Harvard Bioscience reported third‑quarter 2025 revenue of $20.6 million, a 6.5 % year‑over‑year decline from $22.0 million in Q3 2024. The figure beat consensus estimates of $19 million to $20.4 million, driven by stronger demand in the company’s telemetry and organoid platforms, which offset weaker performance in legacy product lines. EPS for the quarter was –$0.03, missing the consensus estimate of $0.01 by 400 %. The miss reflects a combination of higher operating expenses and a one‑time goodwill impairment that reduced earnings before interest, taxes, depreciation and amortization.
Gross margin held steady at 58.4 %, slightly above the 58.1 % margin reported a year earlier. The stability in margin is attributable to a higher mix of high‑margin telemetry revenue and improved absorption of fixed manufacturing overhead. Net loss narrowed to $1.2 million from a $4.8 million loss in the same quarter last year, largely because the company reduced discretionary spending and avoided additional one‑time charges.

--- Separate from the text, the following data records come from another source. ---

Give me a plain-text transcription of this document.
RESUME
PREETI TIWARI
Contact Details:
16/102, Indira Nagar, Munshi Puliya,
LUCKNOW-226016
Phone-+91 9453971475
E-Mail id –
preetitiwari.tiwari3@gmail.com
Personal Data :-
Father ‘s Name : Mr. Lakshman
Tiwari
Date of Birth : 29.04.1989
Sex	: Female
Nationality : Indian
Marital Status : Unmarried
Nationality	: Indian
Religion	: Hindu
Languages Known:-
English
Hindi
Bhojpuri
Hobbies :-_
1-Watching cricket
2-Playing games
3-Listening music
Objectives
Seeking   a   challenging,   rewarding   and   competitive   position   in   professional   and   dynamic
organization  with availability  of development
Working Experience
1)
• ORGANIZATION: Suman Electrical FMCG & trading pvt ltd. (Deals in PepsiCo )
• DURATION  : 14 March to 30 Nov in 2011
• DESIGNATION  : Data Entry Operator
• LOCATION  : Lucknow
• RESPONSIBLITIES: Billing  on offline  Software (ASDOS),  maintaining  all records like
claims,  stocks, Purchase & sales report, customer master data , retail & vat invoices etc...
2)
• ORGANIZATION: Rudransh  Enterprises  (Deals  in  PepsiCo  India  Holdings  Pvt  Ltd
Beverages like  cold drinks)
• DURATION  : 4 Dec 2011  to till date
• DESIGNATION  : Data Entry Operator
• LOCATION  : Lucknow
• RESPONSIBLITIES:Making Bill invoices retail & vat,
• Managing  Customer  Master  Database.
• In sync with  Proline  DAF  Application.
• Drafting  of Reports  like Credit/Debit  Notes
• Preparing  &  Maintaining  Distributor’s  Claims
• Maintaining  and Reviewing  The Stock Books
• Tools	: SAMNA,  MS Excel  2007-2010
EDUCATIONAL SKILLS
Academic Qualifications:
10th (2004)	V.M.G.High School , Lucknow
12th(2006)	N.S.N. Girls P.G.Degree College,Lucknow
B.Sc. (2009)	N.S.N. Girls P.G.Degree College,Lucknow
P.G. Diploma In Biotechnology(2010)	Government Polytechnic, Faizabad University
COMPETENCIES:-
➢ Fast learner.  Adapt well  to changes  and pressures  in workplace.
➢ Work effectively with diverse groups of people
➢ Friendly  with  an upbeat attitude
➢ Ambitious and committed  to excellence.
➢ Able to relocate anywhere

Cash provided by operations rose to $1.1 million, a turnaround from the negative $0.8 million reported in Q3 2024. The improvement is driven by better working‑capital management and a reduction in inventory build‑ups, which freed cash that had previously been tied up in production cycles.
Over the first nine months of 2025, revenue fell 10.8 % to $62.8 million, and the company recorded a net loss of $53.8 million, compared with a $12.4 million loss a year earlier. The larger loss is largely attributable to a $48 million goodwill impairment. Despite the loss, adjusted EBITDA for the nine‑month period was $4.3 million, up from $4.2 million, and cash from operations reached $6.8 million versus a negative $0.3 million in 2024, underscoring the company’s improving liquidity.
Management guided fourth‑quarter 2025 revenue to $22.5 million–$24.5 million and gross margin to 58 %–60 %. The guidance signals confidence in a rebound in demand, especially in the telemetry segment, and a continued focus on cost discipline. The company also confirmed ongoing discussions with lenders and advisors to refinance or repay its credit agreement by the December 5, 2025 deadline, and it remains in compliance with Nasdaq’s minimum bid‑price requirement following a recent extension. The refinancing is critical to avoid default and maintain its listing.
CEO John Duke emphasized that the quarter “showed the company’s growth opportunity while advancing efforts to fortify its capital structure.” He highlighted “four consecutive months of order growth” and the “highest level of backlog in nearly two years,” indicating that demand is strengthening even as the company navigates liquidity challenges. Investors are focusing on the company’s improving cash flow and order pipeline, while the EPS miss and debt‑refinancing deadline remain key risks.